Un groupe armé a enlevé une jeune policière de 28 ans restée seule en place après la démission ou la mort de ses collègues dans cette région où les cartels de la drogue se livrent une guerre acharnée.

AGENCE FRANCE-PRESSE

Jeudi dernier, un commando d'une dizaine d'hommes a pris d'assaut la maison d'Irma Erika Gandara, incendiant le bâtiment et deux véhicules garés en face, avant de repartir avec la jeune femme, a rapporté lundi le ministère public, citant des témoins.

Célibataire et sans enfants, elle avait l'habitude de patrouiller fusil automatique en main dans les rues de Guadalupe.

Cette localité de 9000 habitants, située à 5 km de la frontière avec l'État américain du Texas et à 60 km de Ciudad Juarez, se trouve en plein coeur de l'une région des plus violentes du Mexique, où plus de 3.100 personnes ont été assassinées cette année.

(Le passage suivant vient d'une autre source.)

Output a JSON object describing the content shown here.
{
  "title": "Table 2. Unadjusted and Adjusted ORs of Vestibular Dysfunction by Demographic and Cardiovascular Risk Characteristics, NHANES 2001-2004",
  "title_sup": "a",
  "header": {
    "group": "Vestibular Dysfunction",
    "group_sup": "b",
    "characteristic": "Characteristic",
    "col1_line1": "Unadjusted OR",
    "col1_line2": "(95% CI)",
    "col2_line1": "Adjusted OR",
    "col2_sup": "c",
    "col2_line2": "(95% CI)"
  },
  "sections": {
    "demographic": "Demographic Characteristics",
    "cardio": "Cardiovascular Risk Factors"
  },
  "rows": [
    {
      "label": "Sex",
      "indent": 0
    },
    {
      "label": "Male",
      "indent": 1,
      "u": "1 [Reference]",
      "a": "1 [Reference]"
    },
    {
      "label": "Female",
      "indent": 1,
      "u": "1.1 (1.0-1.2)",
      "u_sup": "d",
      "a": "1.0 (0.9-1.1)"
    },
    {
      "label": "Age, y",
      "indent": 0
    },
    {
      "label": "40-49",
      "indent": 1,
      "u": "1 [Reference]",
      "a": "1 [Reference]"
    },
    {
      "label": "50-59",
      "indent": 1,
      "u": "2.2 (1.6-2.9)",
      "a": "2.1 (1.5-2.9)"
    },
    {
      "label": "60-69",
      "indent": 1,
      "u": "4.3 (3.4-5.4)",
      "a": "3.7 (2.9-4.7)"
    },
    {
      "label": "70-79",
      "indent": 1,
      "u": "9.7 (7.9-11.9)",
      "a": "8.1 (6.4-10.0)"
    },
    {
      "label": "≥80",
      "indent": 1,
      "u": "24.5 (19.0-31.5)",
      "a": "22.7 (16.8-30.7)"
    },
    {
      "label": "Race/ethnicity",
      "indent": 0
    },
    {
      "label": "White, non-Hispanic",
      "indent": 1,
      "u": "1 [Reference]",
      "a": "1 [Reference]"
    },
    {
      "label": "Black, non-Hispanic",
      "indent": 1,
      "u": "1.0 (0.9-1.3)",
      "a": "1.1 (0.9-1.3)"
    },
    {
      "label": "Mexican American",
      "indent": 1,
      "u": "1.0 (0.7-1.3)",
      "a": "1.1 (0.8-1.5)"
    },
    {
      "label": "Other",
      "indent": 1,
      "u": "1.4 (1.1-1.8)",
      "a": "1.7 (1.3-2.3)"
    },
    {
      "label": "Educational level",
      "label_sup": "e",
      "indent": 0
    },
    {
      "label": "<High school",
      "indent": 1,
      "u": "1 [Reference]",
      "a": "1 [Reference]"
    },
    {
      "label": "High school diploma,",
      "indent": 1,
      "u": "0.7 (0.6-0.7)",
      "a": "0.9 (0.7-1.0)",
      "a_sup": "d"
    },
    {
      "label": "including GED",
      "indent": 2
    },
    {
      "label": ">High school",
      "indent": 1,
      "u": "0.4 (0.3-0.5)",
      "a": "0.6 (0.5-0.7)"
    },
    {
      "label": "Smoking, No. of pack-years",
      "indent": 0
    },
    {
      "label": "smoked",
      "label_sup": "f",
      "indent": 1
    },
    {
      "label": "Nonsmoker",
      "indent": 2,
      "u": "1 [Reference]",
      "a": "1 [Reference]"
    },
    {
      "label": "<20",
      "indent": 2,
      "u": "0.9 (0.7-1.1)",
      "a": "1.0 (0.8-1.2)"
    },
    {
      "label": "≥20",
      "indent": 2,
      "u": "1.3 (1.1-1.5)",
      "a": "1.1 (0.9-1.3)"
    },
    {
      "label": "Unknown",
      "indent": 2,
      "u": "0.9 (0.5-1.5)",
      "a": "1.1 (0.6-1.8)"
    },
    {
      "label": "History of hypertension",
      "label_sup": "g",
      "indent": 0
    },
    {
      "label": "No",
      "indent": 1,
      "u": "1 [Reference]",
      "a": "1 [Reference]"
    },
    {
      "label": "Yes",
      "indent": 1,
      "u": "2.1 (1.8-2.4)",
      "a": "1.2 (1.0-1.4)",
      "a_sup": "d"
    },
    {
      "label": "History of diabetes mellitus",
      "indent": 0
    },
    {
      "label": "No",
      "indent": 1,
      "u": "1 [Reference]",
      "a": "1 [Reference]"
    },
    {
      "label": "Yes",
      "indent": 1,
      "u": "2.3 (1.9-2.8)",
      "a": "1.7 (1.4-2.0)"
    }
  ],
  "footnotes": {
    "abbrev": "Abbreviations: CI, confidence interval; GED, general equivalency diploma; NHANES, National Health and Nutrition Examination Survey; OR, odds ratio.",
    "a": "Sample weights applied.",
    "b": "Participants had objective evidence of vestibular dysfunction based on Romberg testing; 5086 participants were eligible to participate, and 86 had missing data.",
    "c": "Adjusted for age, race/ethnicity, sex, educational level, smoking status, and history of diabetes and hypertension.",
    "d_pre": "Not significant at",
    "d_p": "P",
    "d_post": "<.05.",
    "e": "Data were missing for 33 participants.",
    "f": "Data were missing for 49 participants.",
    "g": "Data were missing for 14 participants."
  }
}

Dans l'ensemble du pays, plus de 30 000 personnes ont été tuées dans des règlements de compte entre cartels ou leurs affrontements avec les forces de l'ordre depuis l'arrivée au pouvoir du président Felipe Calderon fin 2006.

Durant cette période, le Conseil citoyen de sécurité publique, organisation civile mexicaine, a également recensé 5300 rapts.

«Le nombre d'enlèvements au Mexique a augmenté de 317 % ces cinq dernières années», a déclaré ces dernières semaines à l'AFP le président de la Commission de sécurité publique à la Chambre fédérale des députés, Jose Luis Obando.

Erika Gandara avait commencé dans la police comme radio-opératrice mi-2009 puis s'est retrouvée toute seule en juin quand sept de ses collègues ont démissionné après l'assassinat d'un de leurs chefs.

«Ici, personne ne veut entrer dans la police, et d'ailleurs il n'y a pas de budget», avait-elle déclaré à l'AFP en octobre.

«Moi, je suis policière. Je ne suis pas ici pour faire du social ou de l'humanitaire. Je suis le seul policier du village, l'autorité», avait-elle ajouté pour marquer sa différence avec Marisol Valles, une étudiante de 20 ans, devenue en octobre chef de la police municipale du village voisin de Praxedis Guadalupe Guerrero, à la tête d'une escouade d'une vingtaine d'agents.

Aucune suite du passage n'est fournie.